Description of Project
Type 1 diabetes (T1D) is an autoimmune disease in which pancreatic islets are infiltrated by a variety of immune cells, leading to the targeted destruction of the insulin-producing β-cells. Pancreatic islets play a crucial role in regulating blood glucose through the secretion of endocrine hormones. The loss of insulin-secreting β-cells results in dysglycemia (i.e., abnormal glucose levels), which ultimately forms the basis for a diagnosis of overt disease. In T1D, β-cell loss is preceded by the development of autoantibodies that target β-cell antigens—such as glutamic acid decarboxylase (GADA), insulin (IAA), zinc transporter 8 (ZnT8A), and insulinoma-associated protein-2 (IA-2A). These autoantibodies typically appear months to years before clinical symptoms and provide valuable prognostic insights. This proposal aims to investigate early structural changes in the pancreas of non-diabetic individuals with varying levels of risk for T1D, as defined by the number of diabetes-related autoantibodies. Using advanced 2-dimensional (2D) and 3D imaging techniques, we will analyze pancreas tissue samples obtained from the Breakthrough T1D supported Network for Pancreatic Organ donors with Diabetes (nPOD) biobank. Specifically, we will conduct quantitative assessments of immune cell infiltration in the islets (termed insulitis) and the surrounding exocrine tissue, islet distribution by size and endocrine cell composition, and levels of proinsulin and prohormone convertase PC1/3, which are participants in insulin processing. Defects in insulin processing will be assessed in 2D view using a high-parameter PhenoCycler immunofluorescence imaging platform. I hypothesize that multiple autoantibodies positive donors—particularly those positive for IA-2A and exhibiting insulitis—will show reduced proportions of small insulin-positive glucagon-negative islets, increased frequencies of insulin- negative glucagon-positive cell clusters, disturbances in insulin processing, and elevated levels of T cells and antigen-presenting cells. If successful, this research may offer critical insights into the mechanisms underlying T1D pathogenesis, provide support for promoting earlier risk detection, and the development of strategies to prevent or delay the onset of the disease.
Anticipated Outcome
I anticipate that tissue from mAAb+ donors—particularly those positive for IA-2A and exhibiting insulitis—will show reduced proportions of small insulin-positive, glucagon-negative endocrine structures, increased frequencies of insulin-negative, glucagon-positive cell clusters, increased frequencies of T cells and antigen presenting cells and defects in insulin processing such as increased proinsulin and decreased levels of prohormone processing enzyme. I also expect to observe that specific types of islets—based on their size and hormone content—are more likely to be attacked by the immune system in the early stages of T1D. These findings have the potential to help determine early histopathological changes in T1D, identify who is truly at the most risk for disease development, and guide future therapies aimed at protecting insulin-producing cells before the disorder fully develops.
Relevance to T1D
Understanding how T1D begins—at the cellular level—can lead to earlier diagnosis and better prevention.
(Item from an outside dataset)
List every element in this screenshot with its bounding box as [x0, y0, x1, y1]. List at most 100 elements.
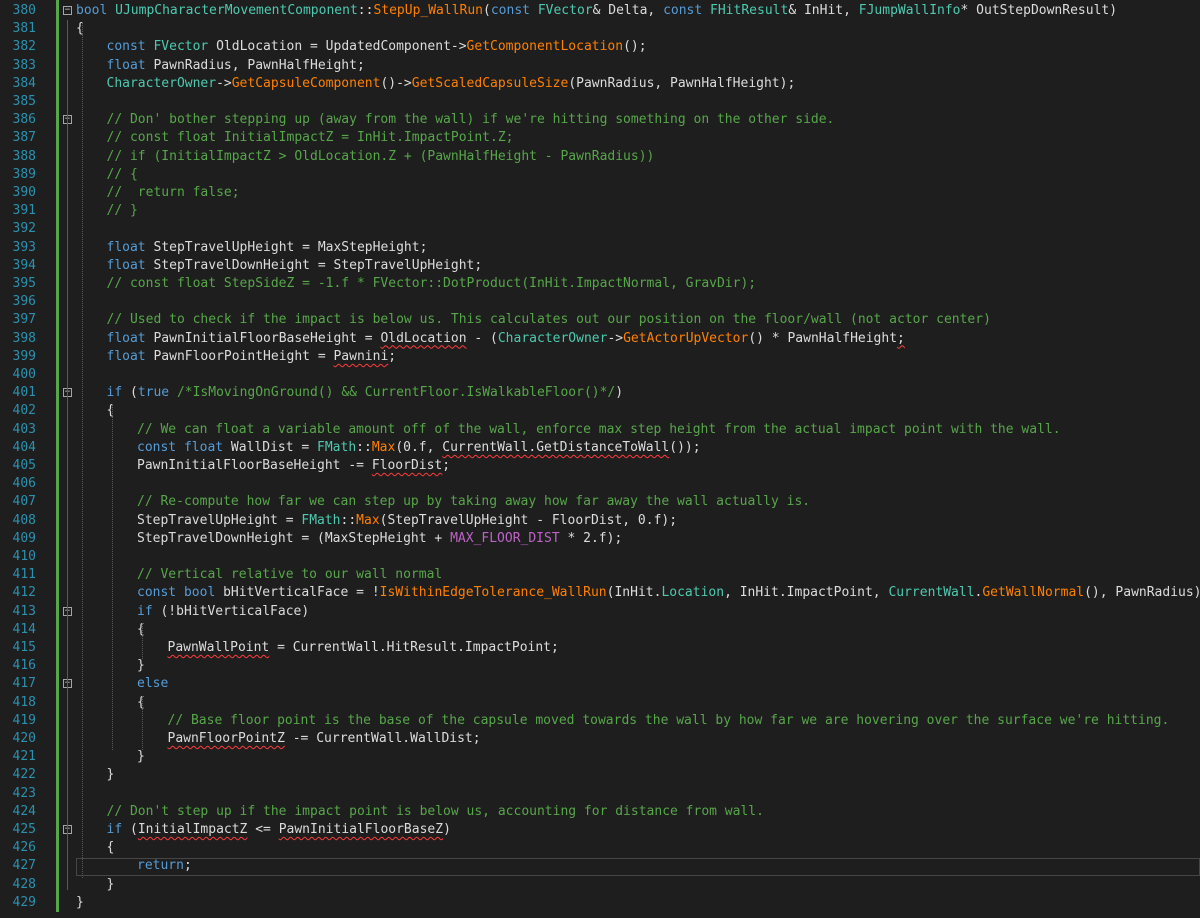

By studying pancreas samples from people who are at risk but not yet diabetic, this research could help to predict who will develop the disease and how to optimally organize a strategy to halt the disorder’s progress before overt (i.e., symptomatic) disease occurs. Importantly, the vast majority of T1D treatment strategies focus on seeking prevention of disease or preservation of insulin production in those recently diagnosed with the disorder are largely immune centric. While the rationale for such an approach clearly exists, my proposed efforts will diverge from this norm through the investigation of additional pathomorphological levels using rare and highly unique tissues from donors who at risk for T1D progression, remarkably novel imaging techniques. If and when successful, these experiments should benefit the community by identifying early indicators of disease progression in multiple autoantibody-positive donors at risk for T1D, potentially informing the development of new treatments to prevent islet cell death and dysfunction.